Comment cela se passe pour des entreprises comme Winston qui ne peuvent pas communiquer autour de leur produits ?

Ils ne peuvent pas communiquer sur le net. Pour Winston on travaille sur 23 pays (Russie, Allemagne etc…). Ils communiquent dans les aéroports, les duty free et les espaces fumeurs des aéroports, par exemple.

Quel est l’échelle de temps que peut prendre un projet ?

Autant de temps que le client souhaite que cela prenne. Si le client ne valide pas, s’il est lent ou qu’il ne sait pas précisément ce qu’il veut diffuser cela peut prendre énormément de temps. S’il sait ce qu’il veut, qu’il « flashe », cela peut aller très vite. Mais en moyenne cela prend de 4 à 6 mois.

Et en terme de budget ?

Tout dépend le format de tournage de la vidéo, mais globalement on peut réaliser des films à très petit budget, moins de 10 000 euros. Et en terme de gros budgets, ils peuvent atteindre jusqu’à 400 000 euros.

Vous appartenez à un réseau d’entrepreneurs. Pouvez-vous nous en dire plus ?

J’appartiens au centre des dirigeants des jeunes entreprises, le CJD. Il existe depuis 1938, et son credo c’est l’engagement moral, en terme de valeurs écologiques, sur la conception de manager son entreprise. Le coeur du CJD c’est la force de l’engagement et des valeurs au service de l’entreprise. C’est une vision très humaniste de l’entreprise. C’est un réseau d’échange entre les entrepreneurs. Ce n’est pas du tout un club d’entrepreneurs. C’est un réseau de pensées et d’échanges. Un club d’entrepreneurs c’est un endroit dans lequel chacun essaye de se servir du club pour maximiser ses ventes au travers du club, ce qui n’est pas le cas du CJD. C’est un organe de réflexion, un lobby. Pendant les élections par exemple, ils sont intervenus très fortement auprès de Ségolène Royal et Nicolas Sarkozy. J’y trouve un avantage intellectuel.

Quels conseils donneriez-vous aux entrepreneurs qui souhaitent se lancer dans les métiers de création et de production de publicité ?

Soyez très curieux, lisez beaucoup, soyez à l’affût de tout. La clé, c’est la curiosité. Pour pouvoir donner, il faut engranger des choses à donner. Et pour cela il faut être curieux. Il faut lire, rencontrer des gens, leur parler, susciter leur attention, s’enrichir des autres et écouter. D’une manière ou d’une autre l’entrepreneur doit avoir des choses à dire. C’est une vision, l’entreprise. C’est une volonté d’exister et de s’exprimer. Si on est très content dans son entreprise, qu’on à toute la marge de manoeuvre qu’on souhaite, en général on ne crée pas d’entreprise.

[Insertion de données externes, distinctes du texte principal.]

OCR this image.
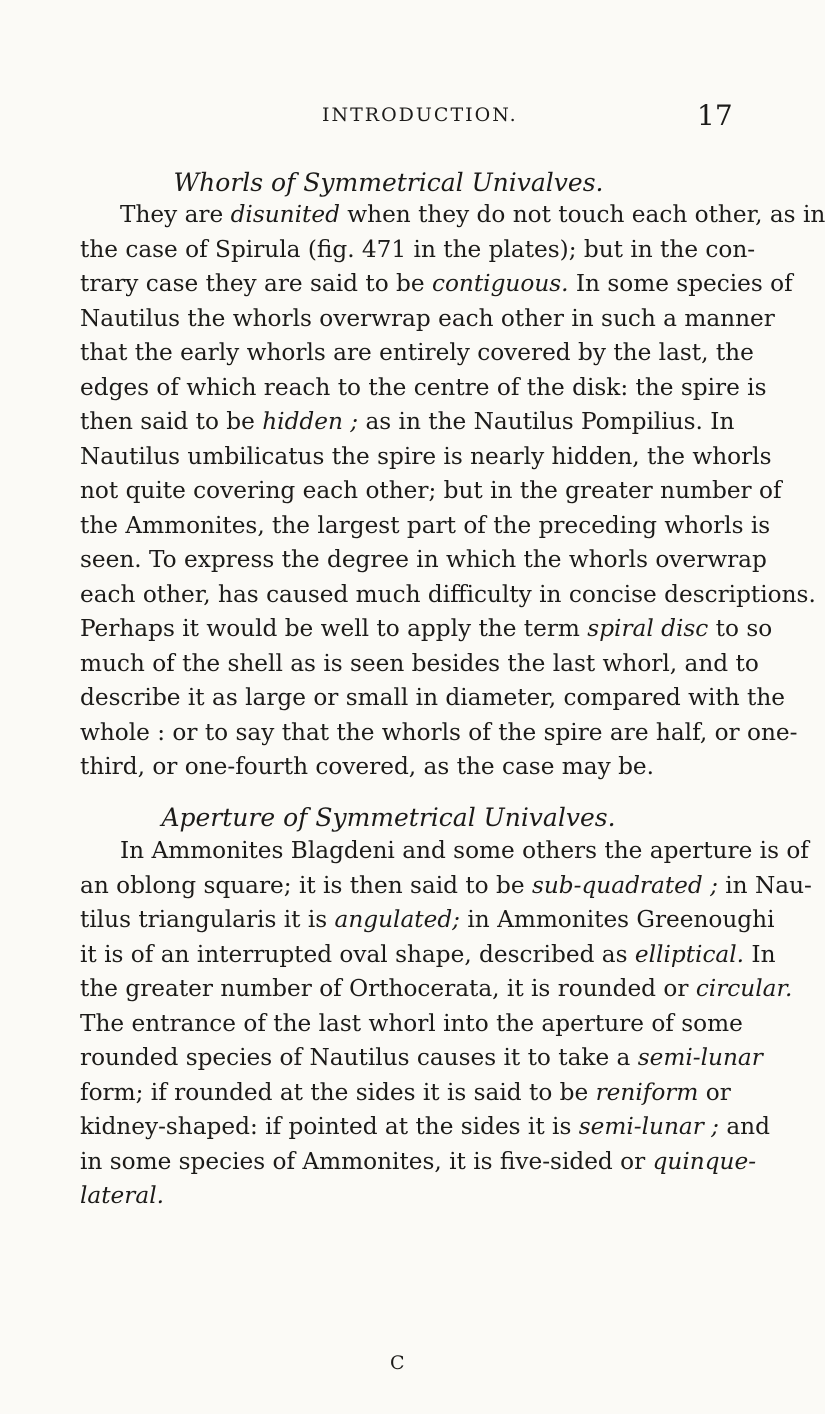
INTRODUCTION.	17
Whorls of Symmetrical Univalves.
They are disunited when they do not touch each other, as in
the case of Spirula (fig. 471 in the plates); but in the con-
trary case they are said to be contiguous. In some species of
Nautilus the whorls overwrap each other in such a manner
that the early whorls are entirely covered by the last, the
edges of which reach to the centre of the disk: the spire is
then said to be hidden ; as in the Nautilus Pompilius. In
Nautilus umbilicatus the spire is nearly hidden, the whorls
not quite covering each other; but in the greater number of
the Ammonites, the largest part of the preceding whorls is
seen. To express the degree in which the whorls overwrap
each other, has caused much difficulty in concise descriptions.
Perhaps it would be well to apply the term spiral disc to so
much of the shell as is seen besides the last whorl, and to
describe it as large or small in diameter, compared with the
whole : or to say that the whorls of the spire are half, or one-
third, or one-fourth covered, as the case may be.
Aperture of Symmetrical Univalves.
In Ammonites Blagdeni and some others the aperture is of
an oblong square; it is then said to be sub-quadrated ; in Nau-
tilus triangularis it is angulated; in Ammonites Greenoughi
it is of an interrupted oval shape, described as elliptical. In
the greater number of Orthocerata, it is rounded or circular.
The entrance of the last whorl into the aperture of some
rounded species of Nautilus causes it to take a semi-lunar
form; if rounded at the sides it is said to be reniform or
kidney-shaped: if pointed at the sides it is semi-lunar ; and
in some species of Ammonites, it is five-sided or quinque-
lateral.
C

Vous saviez dès le départ que vous seriez entrepreneur un jour ?

Oui, depuis toujours je savais que j’allais créer ma société.

Et avez-vous rencontré des difficultés ?

J’ai créé deux sociétés. La première a déposé le bilan il y a un an et demi. Elle marchait bien mais j’ai connu des difficultés de trésorerie, des difficultés de gestion de croissance. J’ai mal géré mes finances, et mon association aussi. Je me suis associé avec les mauvaises personnes et cela a précipité la chute de la société qui s’est fait de manière très classique, sans planter personne. Mais ce fut pour moi l’occasion de rebondir et de tirer tous les enseignements de 5 ans d’expérience pour créer une société complètement différente avec une nouvelle façon de gérer. Je souhaite à tous les entrepreneurs de se planter au moins une fois. Le plus bel enrichissement qu’on peut avoir c’est de se relever d’un coup dur.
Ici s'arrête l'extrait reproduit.